More generally, it's not clear in the writeup how this project compares to the existing alternatives, functionality-wise. (Full disclosure, there's a bit of an awkward situation here as I'm the author of one of these alternative toolboxes, but I'll try to be objective 😁.) I know these papers are meant to be brief, but it's also important to properly establish context, and make clear to readers how this package differs from others.

(As an aside: I don't think the characterization of muda is entirely accurate: we use it for all sorts of things outside of music, notably environmental sound and bioacoustics.)

Experiment details

It's not clear in the writeup whether your experiment includes augmentation during testing, or only during training.

Paper review

Proposed modifications to the paper :

Page 1: Summary-line 6: "and most deformation..." -> "as most deformation..." (rather an explanation)
Page 1 : Summary-line 11: "the scipy..." -> "the Scipy..."
Page 1 : Amplitude based augmentation.Add Fade-line 1: " and a fade-out effects..." -> "and fade-out effect..." / "and a fade-out effects..."
Page 2: Add Noise: move the entire equation on a separate line.
Page 3-line 2: "a separating features..." -> "a separating feature..."
Page 3: Conclusion-line 2: "These strategies aims.." -> "These strategies aim..."

[JOSS review] supported audio formats

The README, docs, and docstrings don't specify which audio formats are supported. Please add information to all three about which audio formats are supported.

[JOSS review] gain doesn't work as expected

code:

test_file = "liz.wav"
apply_gain(test_file, +20)
apply_gain(test_file, -20)

result: gain_bug.zip

Change authors names in paper.bib to initials

Change the authors names in paper.bib from full to only initials similar to this the style of this reference-paper

FFmpeg developers will stay the same

[JOSS Review] change_tone?

👋 JOSS reviewer here, following on the main review issue openjournals/joss-reviews#2167

In working through the documentation, I was confused by the change_tone function. I gather that this is a pitch shifting operation, but it's not stated anywhere in the documentation / docstring https://pydiogment.readthedocs.io/en/latest/augf.html#pydiogment.augf.change_tone

Avoid `os.system()`

Replace all os.system() statements with subprocess.Popen().

[JOSS review] Docstrings missing information for output parameters

The docstrings are missing information about what the augmentation functions actually return.

For example, the docs for fade_in_and_out say:

pydiogment.auga.fade_in_and_out(infile)
Add a fade in and out effect to the audio file.

Args:
infile (str) : input filename/path.

This doesn't explain where the processed audio goes (saved to disk? returned as numpy array? as some other data format?), and whether there are other output parameters. The same applies to the other augmentation functions.

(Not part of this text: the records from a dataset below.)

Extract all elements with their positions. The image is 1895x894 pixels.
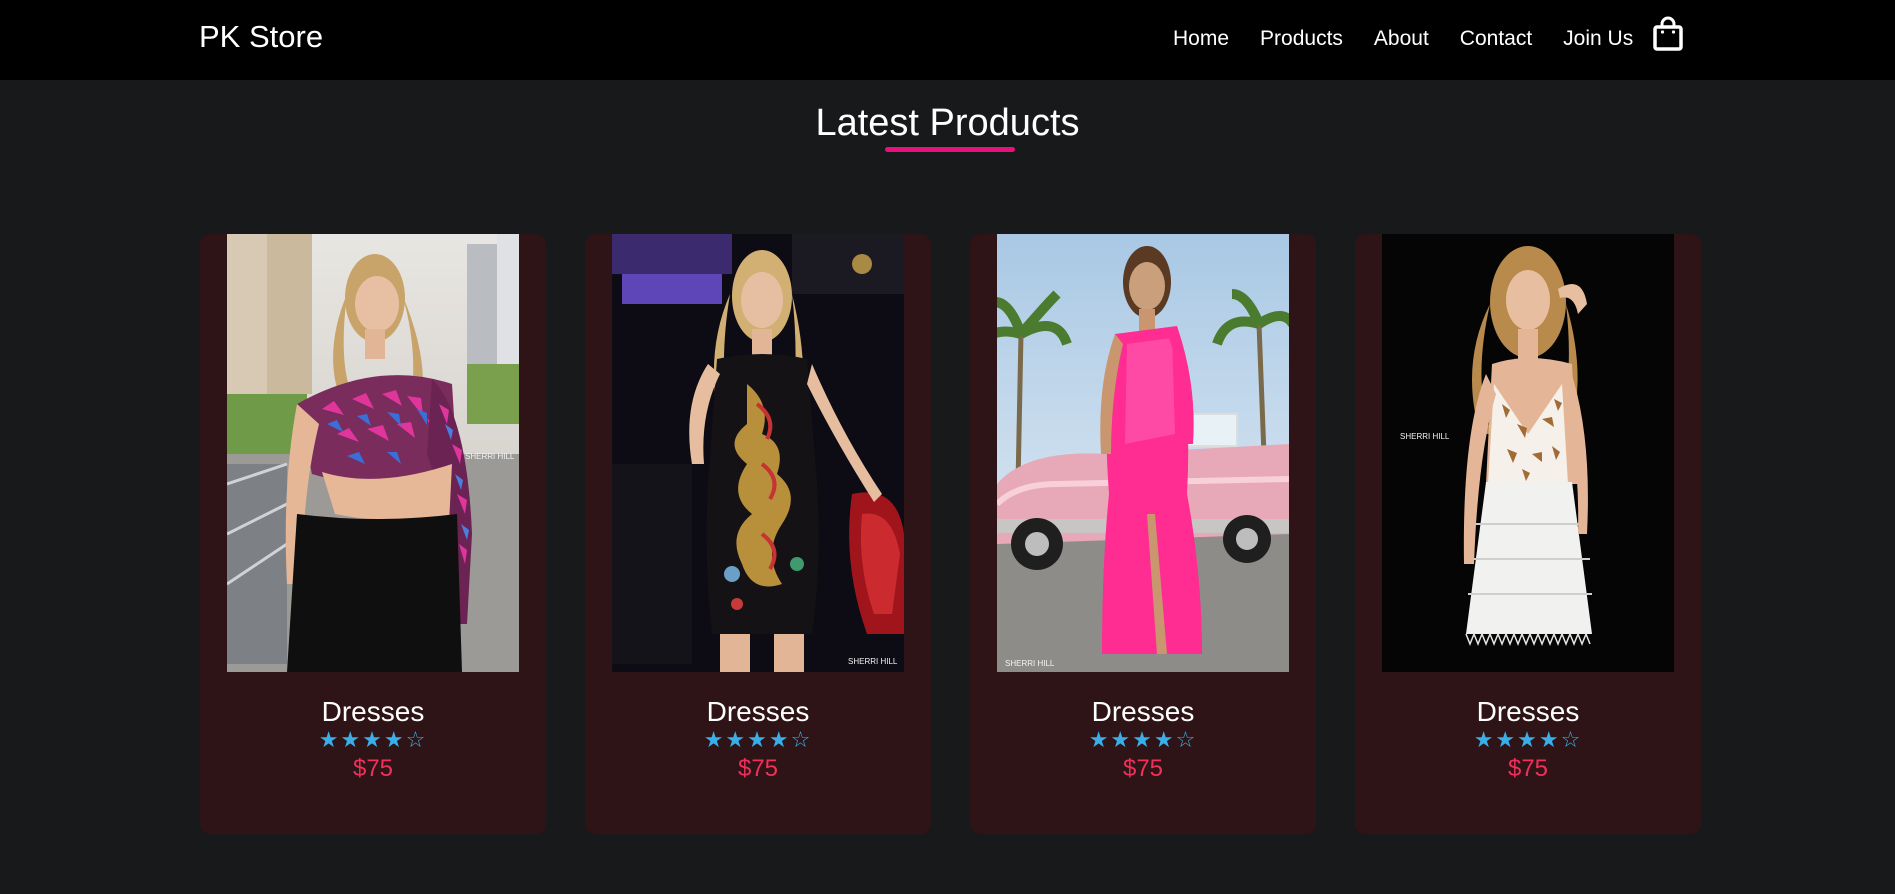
- product-card[interactable]: SHERRI HILL Dresses ★★★★☆ $75: [200, 234, 546, 834]
- product-price: $75: [1122, 755, 1164, 782]
- navbar: PK Store Home Products About Contact Joi…: [0, 0, 1895, 80]
- nav-join-link[interactable]: Join Us: [1563, 27, 1633, 51]
- nav-home-link[interactable]: Home: [1173, 27, 1229, 51]
- nav-products-link[interactable]: Products: [1260, 27, 1343, 51]
- product-card[interactable]: SHERRI HILL Dresses ★★★★☆ $75: [585, 234, 931, 834]
- shopping-bag-icon[interactable]: [1652, 16, 1684, 52]
- rating-stars-icon: ★★★★☆: [1088, 728, 1198, 753]
- product-image[interactable]: SHERRI HILL: [227, 234, 519, 672]
- product-card[interactable]: SHERRI HILL Dresses ★★★★☆ $75: [1355, 234, 1701, 834]
- product-grid: SHERRI HILL Dresses ★★★★☆ $75 SHERRI HIL…: [200, 234, 1701, 834]
- main-nav: Home Products About Contact Join Us: [1173, 27, 1664, 51]
- nav-about-link[interactable]: About: [1374, 27, 1429, 51]
- product-image[interactable]: SHERRI HILL: [997, 234, 1289, 672]
- product-title: Dresses: [706, 696, 810, 727]
- image-watermark: SHERRI HILL: [465, 452, 515, 461]
- image-watermark: SHERRI HILL: [848, 657, 898, 666]
- rating-stars-icon: ★★★★☆: [703, 728, 813, 753]
- image-watermark: SHERRI HILL: [1400, 432, 1450, 441]
- brand-logo[interactable]: PK Store: [199, 19, 323, 55]
- product-card[interactable]: SHERRI HILL Dresses ★★★★☆ $75: [970, 234, 1316, 834]
- product-image[interactable]: SHERRI HILL: [1382, 234, 1674, 672]
- product-title: Dresses: [1091, 696, 1195, 727]
- rating-stars-icon: ★★★★☆: [1473, 728, 1583, 753]
- section-title: Latest Products: [815, 102, 1080, 144]
- product-price: $75: [1507, 755, 1549, 782]
- product-title: Dresses: [321, 696, 425, 727]
- title-underline: [885, 147, 1015, 152]
- nav-contact-link[interactable]: Contact: [1460, 27, 1532, 51]
- product-title: Dresses: [1476, 696, 1580, 727]
- product-price: $75: [737, 755, 779, 782]
- product-price: $75: [352, 755, 394, 782]
- rating-stars-icon: ★★★★☆: [318, 728, 428, 753]
- image-watermark: SHERRI HILL: [1005, 659, 1055, 668]
- product-image[interactable]: SHERRI HILL: [612, 234, 904, 672]
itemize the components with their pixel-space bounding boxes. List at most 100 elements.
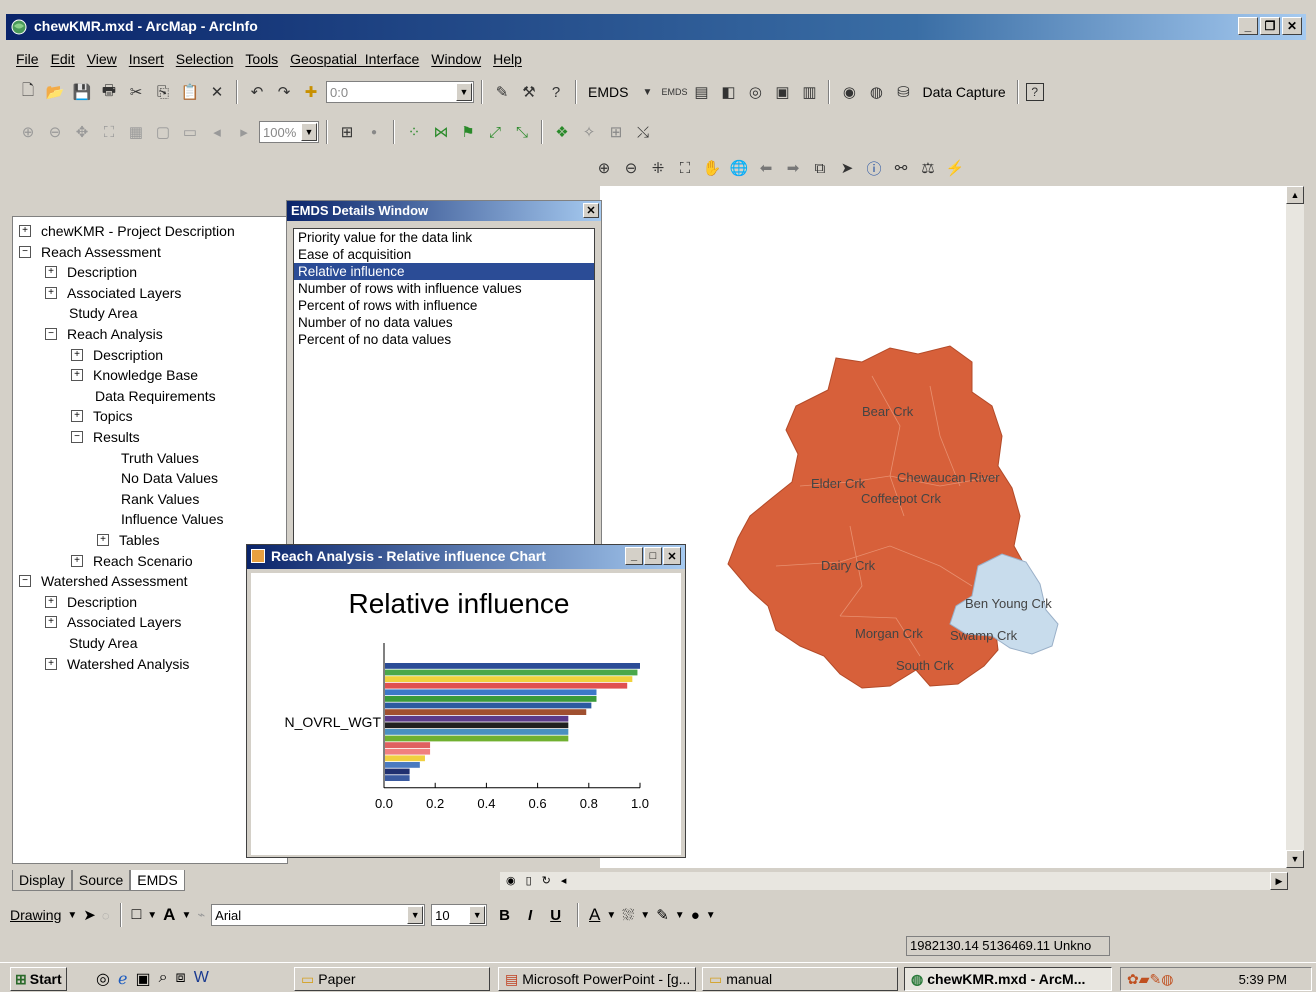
fixed-zoom-out-icon[interactable]: ⛶ bbox=[673, 156, 697, 180]
taskbar-item-powerpoint[interactable]: ▤ Microsoft PowerPoint - [g... bbox=[498, 967, 696, 991]
expand-plus-icon[interactable]: + bbox=[45, 657, 57, 670]
arctoolbox-icon[interactable]: ⚒ bbox=[517, 80, 541, 104]
fixed-zoom-icon[interactable]: ▭ bbox=[178, 120, 202, 144]
expand-plus-icon[interactable]: + bbox=[71, 369, 83, 382]
trace-icon[interactable]: ⤡ bbox=[510, 120, 534, 144]
undo-icon[interactable]: ↶ bbox=[245, 80, 269, 104]
barrier-icon[interactable]: ⤢ bbox=[483, 120, 507, 144]
map-view[interactable]: Bear Crk Elder Crk Chewaucan River Coffe… bbox=[600, 186, 1286, 868]
network-icon[interactable]: ⋈ bbox=[429, 120, 453, 144]
chart-window-title-bar[interactable]: Reach Analysis - Relative influence Char… bbox=[247, 545, 685, 569]
toc-item[interactable]: + Description bbox=[45, 592, 137, 612]
toc-item[interactable]: Data Requirements bbox=[95, 386, 216, 406]
collapse-minus-icon[interactable]: − bbox=[19, 245, 31, 258]
chevron-down-icon[interactable]: ▼ bbox=[469, 906, 486, 924]
print-icon[interactable]: 🖶 bbox=[97, 80, 121, 104]
scroll-left-icon[interactable]: ◂ bbox=[561, 874, 567, 887]
back-extent-icon[interactable]: ◂ bbox=[205, 120, 229, 144]
menu-help[interactable]: Help bbox=[487, 51, 528, 67]
paste-icon[interactable]: 📋 bbox=[178, 80, 202, 104]
list-item[interactable]: Ease of acquisition bbox=[294, 246, 594, 263]
list-item[interactable]: Percent of no data values bbox=[294, 331, 594, 348]
collapse-minus-icon[interactable]: − bbox=[19, 575, 31, 588]
toc-item[interactable]: Study Area bbox=[69, 303, 138, 323]
toc-item[interactable]: No Data Values bbox=[121, 468, 218, 488]
emds-logo-icon[interactable]: EMDS bbox=[661, 80, 687, 104]
tab-source[interactable]: Source bbox=[71, 870, 131, 891]
save-icon[interactable]: 💾 bbox=[70, 80, 94, 104]
toc-item[interactable]: − Reach Analysis bbox=[45, 324, 163, 344]
eye-icon[interactable]: ◉ bbox=[837, 80, 861, 104]
select-features-icon[interactable]: ⁘ bbox=[402, 120, 426, 144]
forward-arrow-icon[interactable]: ➡ bbox=[781, 156, 805, 180]
toc-item[interactable]: Truth Values bbox=[121, 448, 199, 468]
chevron-down-icon[interactable]: ▼ bbox=[147, 910, 157, 921]
zoom-out-page-icon[interactable]: ⊖ bbox=[43, 120, 67, 144]
toc-item[interactable]: + chewKMR - Project Description bbox=[19, 221, 235, 241]
minimize-button[interactable]: _ bbox=[1238, 17, 1258, 35]
table-icon[interactable]: ▤ bbox=[689, 80, 713, 104]
edit-layers-icon[interactable]: ❖ bbox=[550, 120, 574, 144]
whats-this-help-icon[interactable]: ? bbox=[544, 80, 568, 104]
chevron-down-icon[interactable]: ▼ bbox=[407, 906, 424, 924]
forward-extent-icon[interactable]: ▸ bbox=[232, 120, 256, 144]
toc-item[interactable]: + Knowledge Base bbox=[71, 365, 198, 385]
toc-item[interactable]: − Watershed Assessment bbox=[19, 571, 188, 591]
underline-button[interactable]: U bbox=[544, 907, 567, 924]
toc-item[interactable]: + Associated Layers bbox=[45, 283, 181, 303]
data-capture-button[interactable]: Data Capture bbox=[918, 84, 1009, 100]
back-arrow-icon[interactable]: ⬅ bbox=[754, 156, 778, 180]
close-icon[interactable]: ✕ bbox=[583, 203, 599, 218]
text-tool-icon[interactable]: A bbox=[163, 905, 175, 925]
select-elements-arrow-icon[interactable]: ➤ bbox=[835, 156, 859, 180]
kb-icon[interactable]: ◎ bbox=[743, 80, 767, 104]
find-binoculars-icon[interactable]: ⚯ bbox=[889, 156, 913, 180]
zoom-percent-combo[interactable]: 100% ▼ bbox=[259, 121, 319, 143]
collapse-minus-icon[interactable]: − bbox=[45, 328, 57, 340]
measure-icon[interactable]: ⚖ bbox=[916, 156, 940, 180]
map-scale-combo[interactable]: 0:0 ▼ bbox=[326, 81, 474, 103]
chevron-down-icon[interactable]: ▼ bbox=[606, 910, 616, 921]
database-icon[interactable]: ⛁ bbox=[891, 80, 915, 104]
map-vertical-scrollbar[interactable]: ▲ ▼ bbox=[1286, 186, 1304, 868]
menu-view[interactable]: View bbox=[81, 51, 123, 67]
expand-plus-icon[interactable]: + bbox=[71, 554, 83, 567]
title-bar[interactable]: chewKMR.mxd - ArcMap - ArcInfo _ ❐ ✕ bbox=[6, 14, 1306, 40]
font-name-combo[interactable]: Arial ▼ bbox=[211, 904, 426, 926]
chevron-down-icon[interactable]: ▼ bbox=[67, 910, 77, 921]
taskbar-item-paper[interactable]: ▭ Paper bbox=[294, 967, 490, 991]
toc-item[interactable]: Study Area bbox=[69, 633, 138, 653]
relative-influence-chart-window[interactable]: Reach Analysis - Relative influence Char… bbox=[246, 544, 686, 858]
word-icon[interactable]: W bbox=[194, 969, 209, 989]
scroll-up-icon[interactable]: ▲ bbox=[1286, 186, 1304, 204]
close-button[interactable]: ✕ bbox=[1282, 17, 1302, 35]
desktop-icon[interactable]: ▣ bbox=[135, 969, 150, 989]
expand-plus-icon[interactable]: + bbox=[97, 534, 109, 546]
chevron-down-icon[interactable]: ▼ bbox=[675, 910, 685, 921]
minimize-button[interactable]: _ bbox=[625, 547, 643, 565]
toc-item[interactable]: + Reach Scenario bbox=[71, 551, 193, 571]
new-document-icon[interactable]: 🗋 bbox=[16, 80, 40, 104]
network-icon[interactable]: ⧈ bbox=[176, 969, 186, 989]
hyperlink-icon[interactable]: ⚡ bbox=[943, 156, 967, 180]
internet-explorer-icon[interactable]: ℯ bbox=[118, 969, 127, 989]
vertex-icon[interactable]: ✧ bbox=[577, 120, 601, 144]
zoom-out-icon[interactable]: ⊖ bbox=[619, 156, 643, 180]
list-item-selected[interactable]: Relative influence bbox=[294, 263, 594, 280]
tab-display[interactable]: Display bbox=[12, 870, 72, 891]
menu-file[interactable]: File bbox=[10, 51, 45, 67]
expand-plus-icon[interactable]: + bbox=[45, 286, 57, 299]
open-folder-icon[interactable]: 📂 bbox=[43, 80, 67, 104]
close-button[interactable]: ✕ bbox=[663, 547, 681, 565]
full-extent-globe-icon[interactable]: 🌐 bbox=[727, 156, 751, 180]
expand-plus-icon[interactable]: + bbox=[71, 410, 83, 423]
emds-details-window[interactable]: EMDS Details Window ✕ Priority value for… bbox=[286, 200, 602, 548]
editor-icon[interactable]: ✎ bbox=[490, 80, 514, 104]
font-size-combo[interactable]: 10 ▼ bbox=[431, 904, 488, 926]
zoom-in-page-icon[interactable]: ⊕ bbox=[16, 120, 40, 144]
connect-icon[interactable]: ⤯ bbox=[631, 120, 655, 144]
chevron-down-icon[interactable]: ▼ bbox=[706, 910, 716, 921]
expand-plus-icon[interactable]: + bbox=[19, 225, 31, 237]
taskbar-item-arcmap[interactable]: ◍ chewKMR.mxd - ArcM... bbox=[904, 967, 1112, 991]
toc-item[interactable]: − Results bbox=[71, 427, 140, 447]
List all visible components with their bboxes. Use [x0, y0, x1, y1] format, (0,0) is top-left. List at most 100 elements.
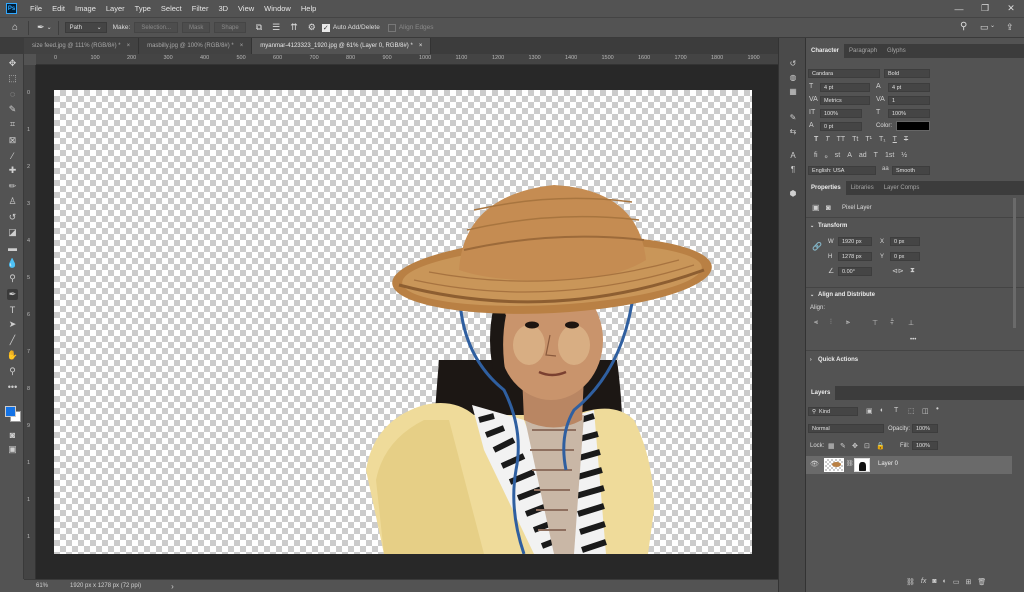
- workspace-icon[interactable]: ▭: [980, 22, 989, 33]
- auto-add-delete-checkbox[interactable]: ✓: [321, 23, 330, 32]
- angle-input[interactable]: 0.00°: [838, 267, 872, 276]
- quick-mask-icon[interactable]: ◙: [7, 429, 18, 440]
- quick-select-tool-icon[interactable]: ✎: [7, 104, 18, 115]
- crop-tool-icon[interactable]: ⌗: [7, 119, 18, 130]
- path-selection-icon[interactable]: ➤: [7, 319, 18, 330]
- filter-adjustment-icon[interactable]: ◐: [880, 407, 884, 414]
- chevron-down-icon[interactable]: ⌄: [810, 223, 814, 229]
- swatches-icon[interactable]: ▦: [787, 86, 799, 97]
- superscript-button[interactable]: T¹: [865, 136, 872, 143]
- flip-horizontal-icon[interactable]: ⊲⊳: [892, 267, 904, 275]
- color-icon[interactable]: ◍: [787, 72, 799, 83]
- tab-glyphs[interactable]: Glyphs: [882, 44, 911, 58]
- titling-button[interactable]: A: [847, 152, 852, 160]
- tab-layer-comps[interactable]: Layer Comps: [879, 181, 925, 195]
- menu-edit[interactable]: Edit: [47, 4, 70, 13]
- adjustment-layer-icon[interactable]: ◐: [943, 578, 947, 586]
- pen-tool-icon[interactable]: ✒: [7, 289, 18, 300]
- lock-artboard-icon[interactable]: ⊡: [864, 442, 870, 450]
- marquee-tool-icon[interactable]: ⬚: [7, 73, 18, 84]
- make-selection-button[interactable]: Selection...: [134, 22, 179, 33]
- font-size-input[interactable]: 4 pt: [820, 83, 870, 92]
- contextual-button[interactable]: T: [874, 152, 878, 160]
- lock-transparent-icon[interactable]: ▦: [828, 442, 835, 450]
- history-brush-icon[interactable]: ↺: [7, 212, 18, 223]
- new-layer-icon[interactable]: ⊞: [965, 578, 971, 586]
- align-hcenter-icon[interactable]: ⫶: [830, 319, 832, 327]
- small-caps-button[interactable]: Tt: [852, 136, 858, 143]
- menu-window[interactable]: Window: [259, 4, 296, 13]
- flip-vertical-icon[interactable]: ⧗: [910, 267, 915, 275]
- subscript-button[interactable]: T₁: [879, 136, 886, 143]
- text-color-swatch[interactable]: [896, 121, 930, 131]
- menu-type[interactable]: Type: [130, 4, 156, 13]
- blend-mode-select[interactable]: Normal: [808, 424, 884, 433]
- filter-shape-icon[interactable]: ⬚: [908, 407, 915, 415]
- antialias-select[interactable]: Smooth: [892, 166, 930, 175]
- layer-name[interactable]: Layer 0: [878, 461, 898, 467]
- mask-icon[interactable]: ◙: [826, 203, 831, 212]
- x-input[interactable]: 0 px: [890, 237, 920, 246]
- make-mask-button[interactable]: Mask: [182, 22, 211, 33]
- tracking-select[interactable]: 1: [888, 96, 930, 105]
- close-icon[interactable]: ✕: [998, 0, 1024, 17]
- path-arrangement-icon[interactable]: ⇈: [290, 22, 298, 33]
- tab-myanmar[interactable]: myanmar-4123323_1920.jpg @ 61% (Layer 0,…: [252, 38, 432, 54]
- fill-input[interactable]: 100%: [912, 441, 938, 450]
- menu-view[interactable]: View: [233, 4, 259, 13]
- menu-image[interactable]: Image: [70, 4, 101, 13]
- chain-icon[interactable]: ⛓: [846, 460, 854, 467]
- fractions-button[interactable]: ½: [901, 152, 907, 160]
- maximize-icon[interactable]: ❐: [972, 0, 998, 17]
- layer-row[interactable]: 👁 ⛓ Layer 0: [806, 456, 1012, 474]
- gear-icon[interactable]: ⚙: [308, 22, 316, 33]
- path-mode-select[interactable]: Path ⌄: [64, 22, 107, 33]
- paragraph-icon[interactable]: ¶: [787, 164, 799, 175]
- minimize-icon[interactable]: —: [946, 0, 972, 17]
- tab-character[interactable]: Character: [806, 44, 845, 58]
- tab-libraries[interactable]: Libraries: [846, 181, 879, 195]
- eye-icon[interactable]: 👁: [810, 460, 819, 468]
- font-family-select[interactable]: Candara: [808, 69, 880, 78]
- ligatures-button[interactable]: fi: [814, 152, 818, 160]
- baseline-shift-input[interactable]: 0 pt: [820, 122, 862, 131]
- tab-layers[interactable]: Layers: [806, 386, 836, 400]
- menu-filter[interactable]: Filter: [187, 4, 214, 13]
- chevron-down-icon[interactable]: ⌄: [990, 22, 995, 29]
- home-icon[interactable]: ⌂: [12, 22, 18, 33]
- more-tools-icon[interactable]: •••: [7, 381, 18, 392]
- tab-paragraph[interactable]: Paragraph: [844, 44, 882, 58]
- share-icon[interactable]: ⇪: [1006, 22, 1014, 33]
- height-input[interactable]: 1278 px: [838, 252, 872, 261]
- brush-settings-icon[interactable]: ✎: [787, 112, 799, 123]
- chevron-down-icon[interactable]: ⌄: [810, 292, 814, 298]
- vertical-scale-input[interactable]: 100%: [820, 109, 862, 118]
- frame-tool-icon[interactable]: ⊠: [7, 135, 18, 146]
- underline-button[interactable]: T: [893, 136, 897, 143]
- menu-3d[interactable]: 3D: [213, 4, 233, 13]
- make-shape-button[interactable]: Shape: [214, 22, 246, 33]
- history-icon[interactable]: ↺: [787, 58, 799, 69]
- clone-stamp-icon[interactable]: ♙: [7, 196, 18, 207]
- move-tool-icon[interactable]: ✥: [7, 58, 18, 69]
- screen-mode-icon[interactable]: ▣: [7, 444, 18, 455]
- trash-icon[interactable]: 🗑: [977, 578, 986, 586]
- close-icon[interactable]: ×: [419, 43, 423, 49]
- faux-bold-button[interactable]: T: [814, 136, 818, 143]
- lock-paint-icon[interactable]: ✎: [840, 442, 846, 450]
- 3d-icon[interactable]: ⬢: [787, 188, 799, 199]
- close-icon[interactable]: ×: [240, 43, 244, 49]
- eraser-tool-icon[interactable]: ◪: [7, 227, 18, 238]
- kerning-select[interactable]: Metrics: [820, 96, 870, 105]
- lock-position-icon[interactable]: ✥: [852, 442, 858, 450]
- tab-masbilly[interactable]: masbilly.jpg @ 100% (RGB/8#) * ×: [139, 38, 253, 54]
- eyedropper-tool-icon[interactable]: ⁄: [7, 150, 18, 161]
- width-input[interactable]: 1920 px: [838, 237, 872, 246]
- menu-select[interactable]: Select: [156, 4, 187, 13]
- brush-tool-icon[interactable]: ✏: [7, 181, 18, 192]
- old-style-button[interactable]: ℴ: [825, 152, 828, 160]
- type-tool-icon[interactable]: T: [7, 304, 18, 315]
- align-edges-checkbox[interactable]: [387, 23, 396, 32]
- more-options-icon[interactable]: •••: [910, 337, 916, 343]
- search-icon[interactable]: ⚲: [960, 21, 967, 32]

[JOSS Review] Community guidelines

review issue

There are guidelines for contributors in the readme (great!), but there need to also be guidelines for users seeking to report bugs and get help.

[JOSS review] installation instructions for macOS and Windows

The installation instructions in the README and the docs assume the user is using a linux OS that supports apt install, which isn't the case for windows and macOS.

Please add instructions for installing non-python dependencies on macOS and windows, unless this package only supports linux, in which case it should be clearly stated in the READM/docs.

I have an example of instructions for installing ffmpeg across all 3 OSs here:
https://github.com/justinsalamon/scaper/#non-python-dependencies

[JOSS review] fade_in_and_out doesn't work as expected

Just tried fade_in_and_out() and got unexpected behavior.

Here are my input/output files (the input is called input.wav): fade_bug.zip

The input is a 2-second, 16-bit, mono, WAV file. The output is heavily distorted and doesn't include the expected fade-in and fade-out behavior.

While on this function, also note it'd be convenient for the user to be able to choose the destination folder for the output as well the filename, or at least a custom suffix as opposed to the hard coded output path and filename.